Torsten Ewert hat am Montag geschrieben, dass „es jeweils nur kurzfristige und meist harmlose Geplänkel“ an Rekordhochs gab, „so dass Anleger, die nach diesen Allzeithochs eingestiegen sind, schon nach wenigen Monaten im Plus lagen“. Wenn Sie also langfristig investieren und Korrekturen von mehr als 5 %, vielleicht auch 10 % oder gar 20 % aussitzen können, dann ist auch jetzt noch ein guter Zeitpunkt dafür.
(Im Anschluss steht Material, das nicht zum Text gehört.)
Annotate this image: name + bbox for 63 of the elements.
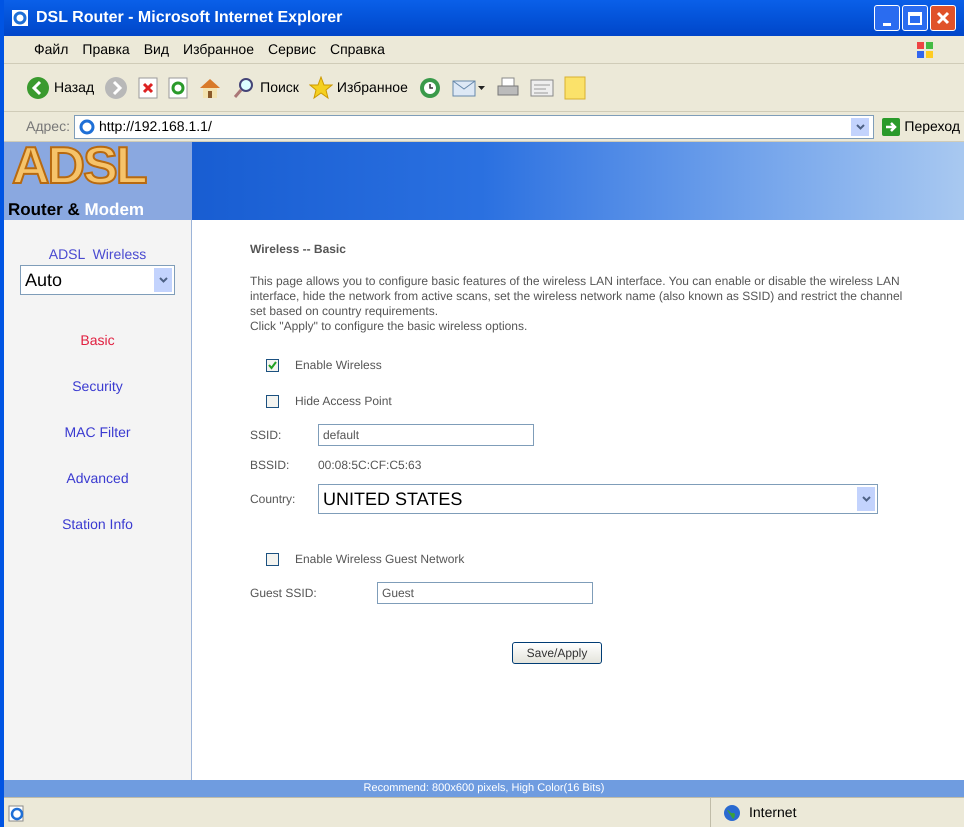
sidebar-link[interactable]: Advanced xyxy=(66,455,129,501)
checkbox[interactable] xyxy=(266,394,279,408)
sidebar-link[interactable]: MAC Filter xyxy=(64,409,131,455)
toolbar-button[interactable]: Избранное xyxy=(308,76,408,100)
page-title: Wireless -- Basic xyxy=(250,241,347,258)
window-title: DSL Router - Microsoft Internet Explorer xyxy=(36,8,344,28)
refresh-icon xyxy=(168,76,188,98)
toolbar-button[interactable]: Назад xyxy=(26,76,94,100)
checkbox-label: Hide Access Point xyxy=(295,393,392,410)
field-label: SSID: xyxy=(250,427,282,444)
house-icon xyxy=(198,76,222,98)
country-select[interactable]: UNITED STATES xyxy=(318,484,878,514)
ssid-field[interactable]: default xyxy=(318,424,534,446)
field-label: BSSID: xyxy=(250,457,290,474)
sidebar-link[interactable]: Station Info xyxy=(62,501,133,547)
toolbar-button[interactable] xyxy=(418,76,442,100)
guest-ssid-field[interactable]: Guest xyxy=(377,582,593,604)
clock-icon xyxy=(418,76,442,100)
minimize-button[interactable] xyxy=(874,5,900,31)
go-button[interactable]: Переход xyxy=(882,116,960,137)
toolbar-button[interactable]: Поиск xyxy=(232,76,299,100)
maximize-button[interactable] xyxy=(902,5,928,31)
menu-item[interactable]: Избранное xyxy=(183,39,254,60)
page-icon xyxy=(78,118,95,134)
toolbar-button[interactable] xyxy=(138,76,158,98)
menu-item[interactable]: Справка xyxy=(330,39,385,60)
sticky-note-icon xyxy=(564,76,586,100)
checkbox[interactable] xyxy=(266,358,279,372)
sidebar-link[interactable]: Security xyxy=(72,363,123,409)
toolbar-button[interactable] xyxy=(198,76,222,98)
checkbox-label: Enable Wireless Guest Network xyxy=(295,551,464,568)
document-icon xyxy=(530,76,554,98)
logo-text: ADSL xyxy=(12,140,146,192)
save-apply-button[interactable]: Save/Apply xyxy=(512,642,602,664)
field-label: Guest SSID: xyxy=(250,585,318,602)
mode-select[interactable]: Auto xyxy=(20,265,175,295)
globe-icon xyxy=(723,804,741,822)
windows-flag-icon xyxy=(916,40,934,58)
bssid-value: 00:08:5C:CF:C5:63 xyxy=(318,457,422,474)
logo-subtitle: Router & Modem xyxy=(8,201,146,218)
browser-icon xyxy=(12,10,28,26)
footer-bar: Recommend: 800x600 pixels, High Color(16 Bits) xyxy=(4,780,964,797)
address-field[interactable]: http://192.168.1.1/ xyxy=(74,114,874,138)
menu-item[interactable]: Файл xyxy=(34,39,68,60)
description-text: This page allows you to configure basic features of the wireless LAN interface. You can enable or disable the wireless LAN interface, hide the network from active scans, set the wireless network name (also known as SSID) and restrict the channel set based on country requirements. xyxy=(250,274,904,319)
sidebar-link[interactable]: Basic xyxy=(80,317,115,363)
field-label: Country: xyxy=(250,491,296,508)
menu-item[interactable]: Сервис xyxy=(268,39,316,60)
close-button[interactable] xyxy=(930,5,956,31)
menu-item[interactable]: Правка xyxy=(82,39,130,60)
menu-item[interactable]: Вид xyxy=(144,39,170,60)
star-icon xyxy=(308,76,333,100)
toolbar-button[interactable] xyxy=(168,76,188,98)
address-label: Адрес: xyxy=(26,117,70,136)
close-icon xyxy=(936,11,950,25)
checkbox[interactable] xyxy=(266,552,279,566)
description-text: Click "Apply" to configure the basic wireless options. xyxy=(250,319,528,334)
checkbox-label: Enable Wireless xyxy=(295,357,382,374)
sidebar-heading: ADSL Wireless xyxy=(48,245,146,264)
page-icon xyxy=(8,804,26,822)
toolbar-button[interactable] xyxy=(530,76,554,98)
zone-label: Internet xyxy=(749,803,796,822)
stop-icon xyxy=(138,76,158,98)
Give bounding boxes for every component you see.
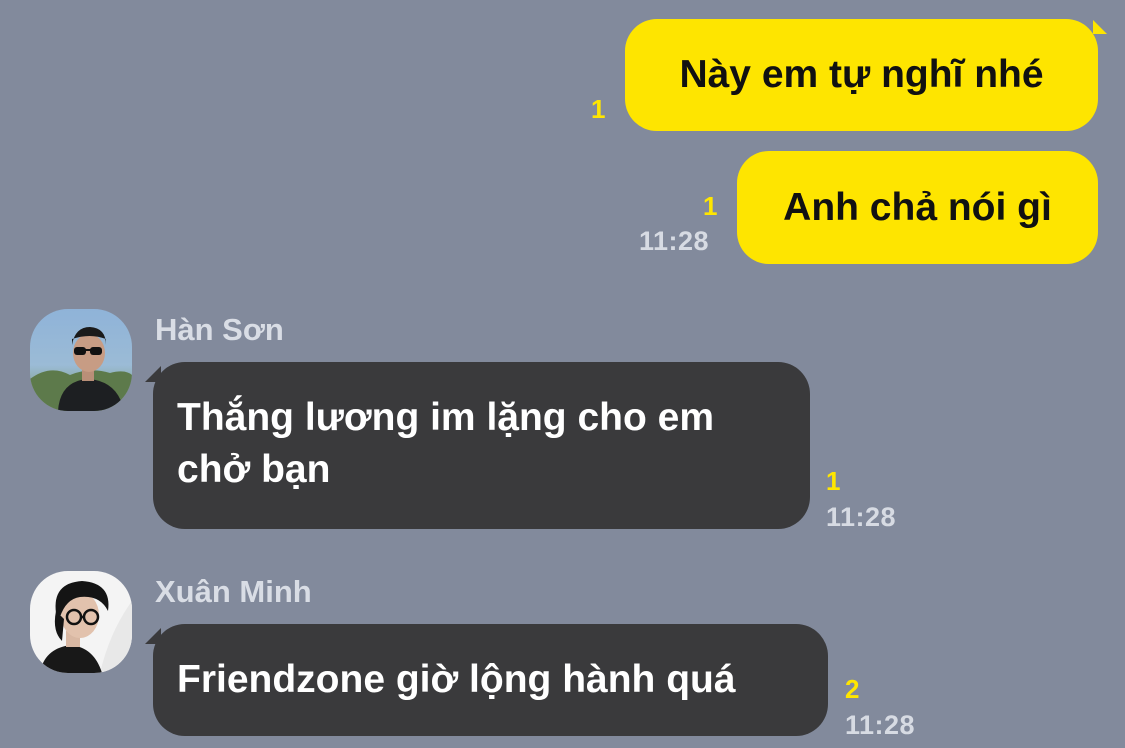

Wenn Sie aber das kurz- und mittelfristige (gemeint sind hier einige Tage bis Wochen) Auf und Ab der Kurse aktiv begleiten und traden möchten, dann ist jetzt aus meiner Sicht für größere Neu-Investments am Aktienmarkt womöglich der falsche Zeitpunkt.
Denn wir haben es einerseits immer noch mit einer massiven Geldschwemme der Notenbanken und einem Markt- und Stimmungsumfeld mit „buy the dip“-Mentalität zu tun, womit eine größere Korrektur nahezu unmöglich scheint. Andererseits haben wir es mit sich abschwächenden Konjunkturdaten und einem stark überbewerteten US-Markt zu tun, weshalb eine Korrektur immer wahrscheinlicher wird. Es bleibt also spannend und fraglich, wann diese größere Korrektur kommt. Ich denke aber unverändert, dass die Aktienmärkte noch unter der saisonal schwachen Zeit bis Ende September leiden werden.